Firefox3.1/Blocklisting Security Review

The work on the add-ons blocklist for Firefox 3.1 has been a series of incremental to improve both the capabilities of the blocklist and the user notification of blocklist events.

Primarily we have added support for severities to the blocklist. A version of an add-on will be included in the blocklist at a specific severity level. Firefox will behave differently depending on whether this severity is above or below a certain threshold. If the severity is too high then the add-on will be totally blocked in the same way as in previous versions of Firefox. If the severity is lower then the add-on may still be used however the user will be warned that the add-on may cause problems.

The second main goal was to improve notification to the user about when plugins are blocklisted. This has been tackled in two ways. Firstly when a new blocklist is downloaded and new add-ons blocked because of it we display a dialog listing all the effected add-ons (previously we only listed extensions): https://bugzilla.mozilla.org/attachment.cgi?id=345404. Secondly when the user visits a webpage that attempts to use a blocked plugin we now include an in-page box where the plugin would be. The same is now true for disabled plugins and the user can click the box to get the add-ons manager open in order to manage their plugins.

Background links

• https://wiki.mozilla.org/User:Mconnor/PluginBlocklisting
• bug 455906 Support severities for blocklist entries
• bug 449027 Support specifying application range for plugins in blocklist.xml

• bug 391714 Notify user when plugin is blocklisted
• bug 391728 No placeholder for disabled plugins
• bug 427743 Expose File Version Number of Plugins

• What security issues do you address in your project?

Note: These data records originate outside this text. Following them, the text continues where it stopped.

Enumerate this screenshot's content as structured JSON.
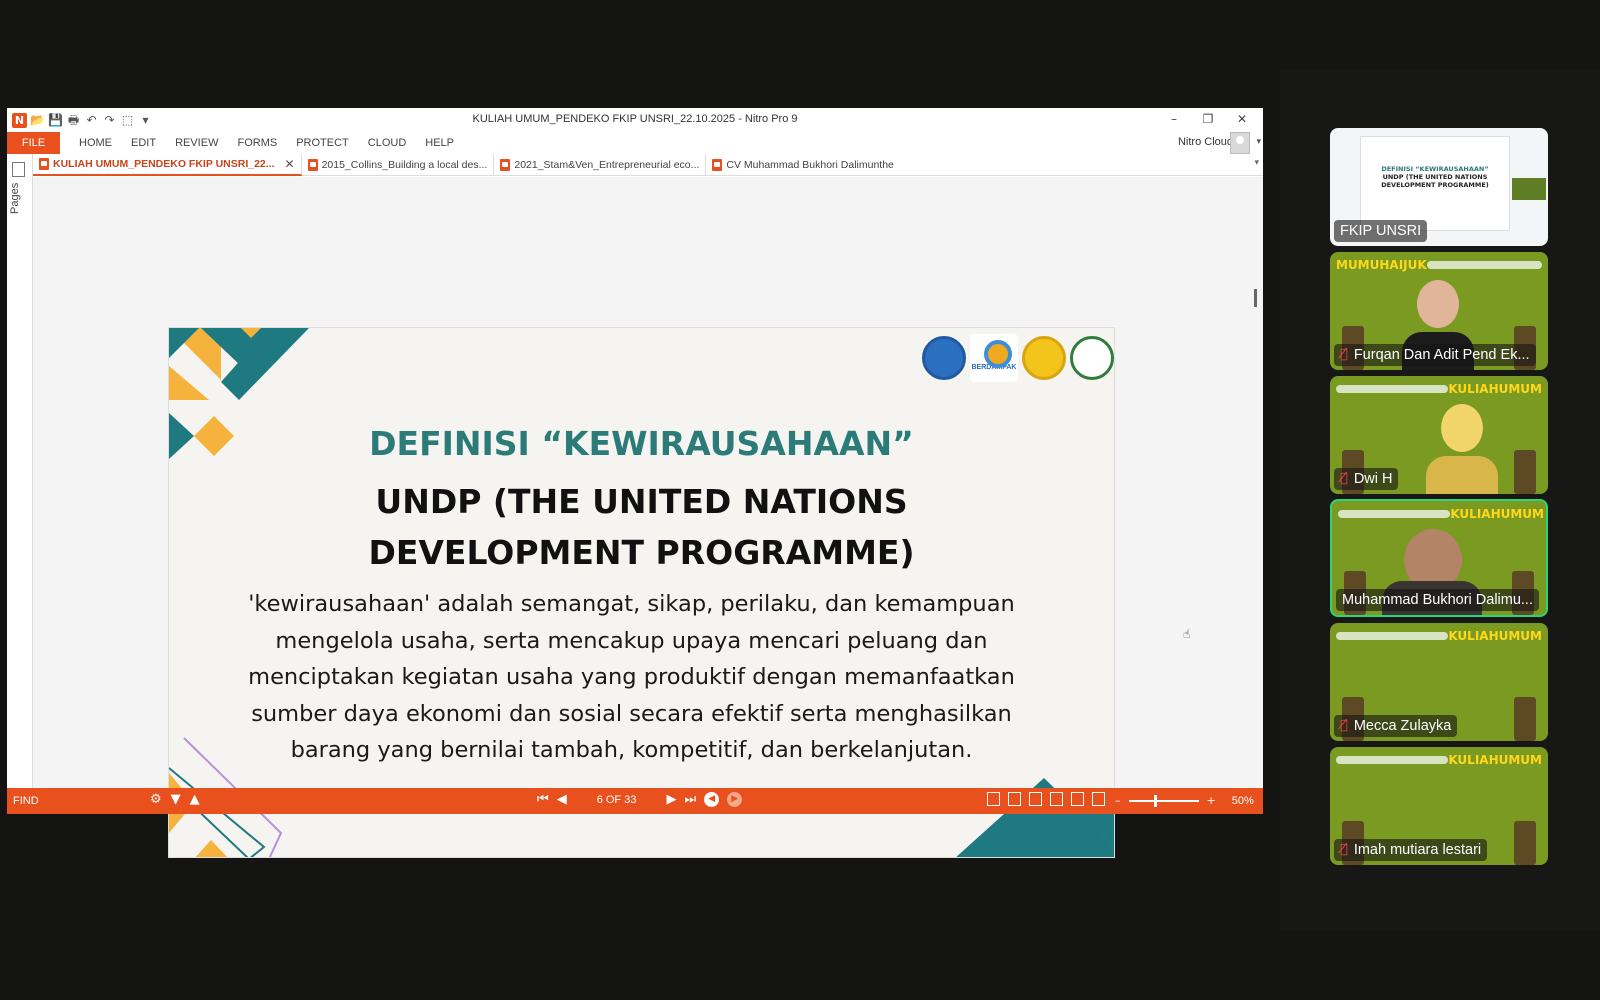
{
  "window": {
    "title": "KULIAH UMUM_PENDEKO FKIP UNSRI_22.10.2025 - Nitro Pro 9",
    "controls": {
      "minimize": "–",
      "restore": "❐",
      "close": "✕"
    }
  },
  "ribbon": {
    "file": "FILE",
    "tabs": [
      "HOME",
      "EDIT",
      "REVIEW",
      "FORMS",
      "PROTECT",
      "CLOUD",
      "HELP"
    ],
    "account": "Nitro Cloud"
  },
  "doc_tabs": [
    {
      "label": "KULIAH UMUM_PENDEKO FKIP UNSRI_22...",
      "active": true,
      "close": "✕"
    },
    {
      "label": "2015_Collins_Building a local des..."
    },
    {
      "label": "2021_Stam&Ven_Entrepreneurial eco..."
    },
    {
      "label": "CV Muhammad Bukhori Dalimunthe"
    }
  ],
  "side_pane": {
    "label": "Pages"
  },
  "slide": {
    "title_line1": "DEFINISI “KEWIRAUSAHAAN”",
    "title_line2": "UNDP (THE UNITED NATIONS",
    "title_line3": "DEVELOPMENT PROGRAMME)",
    "body": "'kewirausahaan' adalah semangat, sikap, perilaku, dan kemampuan mengelola usaha, serta mencakup upaya mencari peluang dan menciptakan kegiatan usaha yang produktif dengan memanfaatkan sumber daya ekonomi dan sosial secara efektif  serta menghasilkan barang yang bernilai tambah, kompetitif, dan berkelanjutan.",
    "logo2_text": "BERDAMPAK",
    "colors": {
      "teal": "#1e7a80",
      "orange": "#f5b23c",
      "title_green": "#2b7b78"
    }
  },
  "statusbar": {
    "find": "FIND",
    "page_display": "6 OF 33",
    "zoom": "50%",
    "zoom_minus": "–",
    "zoom_plus": "+",
    "zoom_level": 0.5
  },
  "participants": [
    {
      "name": "FKIP UNSRI",
      "muted": false,
      "type": "screen"
    },
    {
      "name": "Furqan Dan Adit Pend Ek...",
      "muted": true,
      "banner": "MUMUHAIJUK"
    },
    {
      "name": "Dwi H",
      "muted": true,
      "banner": "KULIAHUMUM"
    },
    {
      "name": "Muhammad Bukhori Dalimu...",
      "muted": false,
      "active": true,
      "banner": "KULIAHUMUM"
    },
    {
      "name": "Mecca Zulayka",
      "muted": true,
      "banner": "KULIAHUMUM"
    },
    {
      "name": "Imah mutiara lestari",
      "muted": true,
      "banner": "KULIAHUMUM"
    }
  ],
  "mini_slide": {
    "line1": "DEFINISI “KEWIRAUSAHAAN”",
    "line2": "UNDP (THE UNITED NATIONS",
    "line3": "DEVELOPMENT PROGRAMME)"
  },
  "icons": {
    "mute": "mic-off-icon",
    "cursor": "hand-cursor-icon"
  }
}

The blocklist itself is a way to mitigate security issues in third-party add-ons to the application.

The blocklist itself is downloaded over https. The service is implemented in JavaScript so should not suffer from memory related bugs. Once blocked the add-ons are no longer meant to be loaded at all.

• • Need to verify how the blocklist service behaves with bad ssl certs
  • There is a problem with plugins on non-windows OS where the shared library must be loaded into memory to query the plugin metadata that will tell us if the plugin should be blocked or not.

• Is system or subsystem security compromised in any way if your project's configuration files / prefs are corrupt or missing?

The application ships with a default blocklist file however the absence of any blocklist file would not cause any problems. Any preferences have values set in the application defaults.

• Include a thorough description of the security assumptions, capabilities and any potential risks (possible attack points) being introduced by your project.

• • I believe it may be possible for webpages to detect whether plugins have been blocklisted or disabled using a similar method to the history detection trick. I'm not sure whether this constitutes a real risk at all.

• How are transitions in/out of Private Browsing mode handled?

The blocklist is not watching for transitions to and from private browsing mode. While the service does download a new blocklist once a day I don't believe we should not do that when in private browsing mode. It does not reveal anything about what the user was doing at the time.

• Please provide a table of exported interfaces (APIs, ABIs, protocols, UI, etc.)
• Does it interoperate with a web service? How will it do so?
• Explain the significant file formats, names, syntax, and semantics.
• Are the externally visible interfaces documented clearly enough for a non-Mozilla developer to use them successfully?
• Does it change any existing interfaces?

• What other modules are used (REQUIRES in the makefile, interfaces)

• What data is read or parsed by this feature
• What is the output of this feature
• What storage formats are used

• What failure modes or decision points are presented to the user?
• Can its files be corrupted by failures? Does it clean up any locks/files after crashes?

• Can the end user configure settings, via a UI or about:config? Hidden prefs? Environment variables?
• Are there build options for developers? [#ifdefs, ac_add_options, etc.]
• What ranges for the tunable are appropriate? How are they determined?
• What are its on-going maintenance requirements (e.g. Web links, perishable data files)?

Are there related projects in the community?

• If so, what is the proposal's relationship to their work? Do you depend on others' work, or vice-versa?
• Are you updating, copying or changing functional areas maintained by other groups? How are you coordinating and communicating with them? Do they "approve" of what you propose?